Acceleration

The following two questions came from a middle-school math textbook. The first is reasonable, while the second is a classic example of an author being overly cute when writing a homework problem.

A car slams on its brakes, coming to a complete stop in 4 seconds. The car was traveling north at 60mph. Calculate the acceleration.
A rocket blasts off. At 10 seconds after blast off, it is at 10,000 feet, traveling at 3600mph. Assuming the direction is up, calculate the acceleration.

For the first question, we’ll assume constant deceleration (after all, this comes from a middle-school textbook). First, let’s convert from miles per hour to feet per second:

$60 ~ \frac{\hbox{mile}}{\hbox{hour}} = 60 ~ \frac{\hbox{mile}}{\hbox{hour}} \times \frac{1 ~ \hbox{hour}}{3600 ~ \hbox{second}} \times \frac{5280 ~ \hbox{feet}}{1 ~ \hbox{mile}} = 88~ \frac{\hbox{feet}}{\hbox{second}}$

The deceleration is therefore equal to the change in velocity over time, or

$\frac{-88 ~ \hbox{feet/second}}{4 ~ \hbox{second}} = -22 ~\hbox{ft/s}^2$

Now notice the word north in the statement of the first question. This bit of information is irrelevant to the problem. I presume that the writer of the problem wants students to practice picking out the important information of a problem from the unimportant… again, a good skill for students to acquire.

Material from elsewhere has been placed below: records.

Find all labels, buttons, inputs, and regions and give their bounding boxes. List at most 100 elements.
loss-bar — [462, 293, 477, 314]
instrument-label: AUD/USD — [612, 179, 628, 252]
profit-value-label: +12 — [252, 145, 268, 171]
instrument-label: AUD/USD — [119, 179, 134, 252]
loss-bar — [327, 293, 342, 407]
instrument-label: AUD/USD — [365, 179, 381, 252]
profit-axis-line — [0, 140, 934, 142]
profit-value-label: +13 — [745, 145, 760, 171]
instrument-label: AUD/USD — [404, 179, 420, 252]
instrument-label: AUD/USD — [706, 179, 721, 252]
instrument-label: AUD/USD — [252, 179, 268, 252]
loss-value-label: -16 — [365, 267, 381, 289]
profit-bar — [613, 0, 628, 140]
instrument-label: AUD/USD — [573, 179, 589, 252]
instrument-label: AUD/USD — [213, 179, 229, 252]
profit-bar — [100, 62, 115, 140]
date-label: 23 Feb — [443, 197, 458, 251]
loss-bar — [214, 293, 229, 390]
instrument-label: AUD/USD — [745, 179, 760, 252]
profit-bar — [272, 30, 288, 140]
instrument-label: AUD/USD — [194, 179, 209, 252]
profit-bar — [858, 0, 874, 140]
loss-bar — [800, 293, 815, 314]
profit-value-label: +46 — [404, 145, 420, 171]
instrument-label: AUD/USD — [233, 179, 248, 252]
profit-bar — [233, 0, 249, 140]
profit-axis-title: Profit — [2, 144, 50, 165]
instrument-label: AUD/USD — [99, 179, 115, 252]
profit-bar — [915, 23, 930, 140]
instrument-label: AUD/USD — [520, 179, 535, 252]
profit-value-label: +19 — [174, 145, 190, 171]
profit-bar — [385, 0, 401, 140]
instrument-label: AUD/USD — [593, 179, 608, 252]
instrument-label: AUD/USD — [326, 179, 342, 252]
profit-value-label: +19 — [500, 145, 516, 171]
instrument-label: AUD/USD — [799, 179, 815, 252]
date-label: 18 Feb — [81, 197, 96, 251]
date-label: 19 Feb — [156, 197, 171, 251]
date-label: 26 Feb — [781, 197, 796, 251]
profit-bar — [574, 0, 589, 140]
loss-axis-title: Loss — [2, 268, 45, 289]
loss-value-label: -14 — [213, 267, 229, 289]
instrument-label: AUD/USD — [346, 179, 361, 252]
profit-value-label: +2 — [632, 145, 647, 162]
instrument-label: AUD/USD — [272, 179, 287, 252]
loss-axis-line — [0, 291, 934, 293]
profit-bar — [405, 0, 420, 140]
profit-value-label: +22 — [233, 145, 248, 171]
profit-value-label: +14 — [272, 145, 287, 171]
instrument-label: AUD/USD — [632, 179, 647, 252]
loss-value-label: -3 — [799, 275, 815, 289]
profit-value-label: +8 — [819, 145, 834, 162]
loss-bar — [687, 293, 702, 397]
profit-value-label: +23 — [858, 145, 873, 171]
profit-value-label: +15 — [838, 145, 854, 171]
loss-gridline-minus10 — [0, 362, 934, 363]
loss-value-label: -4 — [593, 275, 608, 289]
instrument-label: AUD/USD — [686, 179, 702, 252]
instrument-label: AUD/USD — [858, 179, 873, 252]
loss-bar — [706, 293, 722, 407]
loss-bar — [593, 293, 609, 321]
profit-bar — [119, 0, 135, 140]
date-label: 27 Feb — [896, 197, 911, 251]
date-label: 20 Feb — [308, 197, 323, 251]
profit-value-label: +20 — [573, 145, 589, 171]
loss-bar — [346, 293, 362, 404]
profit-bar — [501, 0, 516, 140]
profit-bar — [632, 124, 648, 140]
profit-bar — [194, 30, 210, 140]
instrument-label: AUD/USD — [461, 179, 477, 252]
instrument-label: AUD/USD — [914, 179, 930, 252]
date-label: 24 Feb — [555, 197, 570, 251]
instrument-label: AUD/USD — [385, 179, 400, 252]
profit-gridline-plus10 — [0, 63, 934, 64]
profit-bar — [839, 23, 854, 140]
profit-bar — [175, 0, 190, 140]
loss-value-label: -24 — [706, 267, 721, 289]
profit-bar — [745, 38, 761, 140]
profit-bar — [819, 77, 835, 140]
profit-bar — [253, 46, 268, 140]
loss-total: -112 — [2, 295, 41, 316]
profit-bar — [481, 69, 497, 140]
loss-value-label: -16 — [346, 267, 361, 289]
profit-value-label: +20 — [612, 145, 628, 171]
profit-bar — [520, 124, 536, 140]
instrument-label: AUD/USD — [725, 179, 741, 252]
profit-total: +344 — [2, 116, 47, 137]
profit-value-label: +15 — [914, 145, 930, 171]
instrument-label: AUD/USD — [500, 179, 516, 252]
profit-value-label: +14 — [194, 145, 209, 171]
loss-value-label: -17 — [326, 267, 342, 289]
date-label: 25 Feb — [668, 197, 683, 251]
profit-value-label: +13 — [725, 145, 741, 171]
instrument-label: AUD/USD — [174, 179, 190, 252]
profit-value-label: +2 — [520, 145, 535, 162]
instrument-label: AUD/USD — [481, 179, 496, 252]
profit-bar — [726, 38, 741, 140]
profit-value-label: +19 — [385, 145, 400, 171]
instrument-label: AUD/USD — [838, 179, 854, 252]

Let’s now turn to the second question. At first blush, this also has irrelevant information… it is at 10,000 feet. So I presume that the author wants students to solve this in exactly the same way:

$3600 ~ \frac{\hbox{mile}}{\hbox{hour}} = 3600 ~ \frac{\hbox{mile}}{\hbox{hour}} \times \frac{1 ~ \hbox{hour}}{3600 ~ \hbox{second}} \times \frac{5280 ~ \hbox{feet}}{1 ~ \hbox{mile}} = 5280 ~ \frac{\hbox{feet}}{\hbox{second}}$

for an acceleration of

$\frac{5280 ~ \hbox{feet/second}}{10 ~ \hbox{second}} = 528 ~\hbox{ft/s}^2$

The major flaw with this question is that the acceleration of the rocket completely determines the distance that the rocket travels. While middle-school students would not be expected to know this, we can use calculus to determine the distance. Since the initial position and velocity are zero, we obtain

$x''(t) = 528$

$x'(t) = \int 528 \, dt = 528t + C$

$x'(0) = 528(0) + C$

$0 = C$

$\therefore x'(t) = 528t + 0 = 528t$

$x(t) = \int 528t \, dt = 264t^2 + C$

$x(0) = 264(0)^2 + C$

$\therefore x(t) = 264t^2 + 0 = 264t^2$

Therefore, the rocket travels a distance of $264 ~ \hbox{feet/second}^2 \times (10 ~ \hbox{second})^2 = 26400 ~ \hbox{feet}$ . In other words, not 10,000 feet.

As a mathematician, this is the kind of error that drives me crazy, as I would presume that the author of this textbook should know that he/she just can’t make up a distance in the effort of making a problem more interesting to students.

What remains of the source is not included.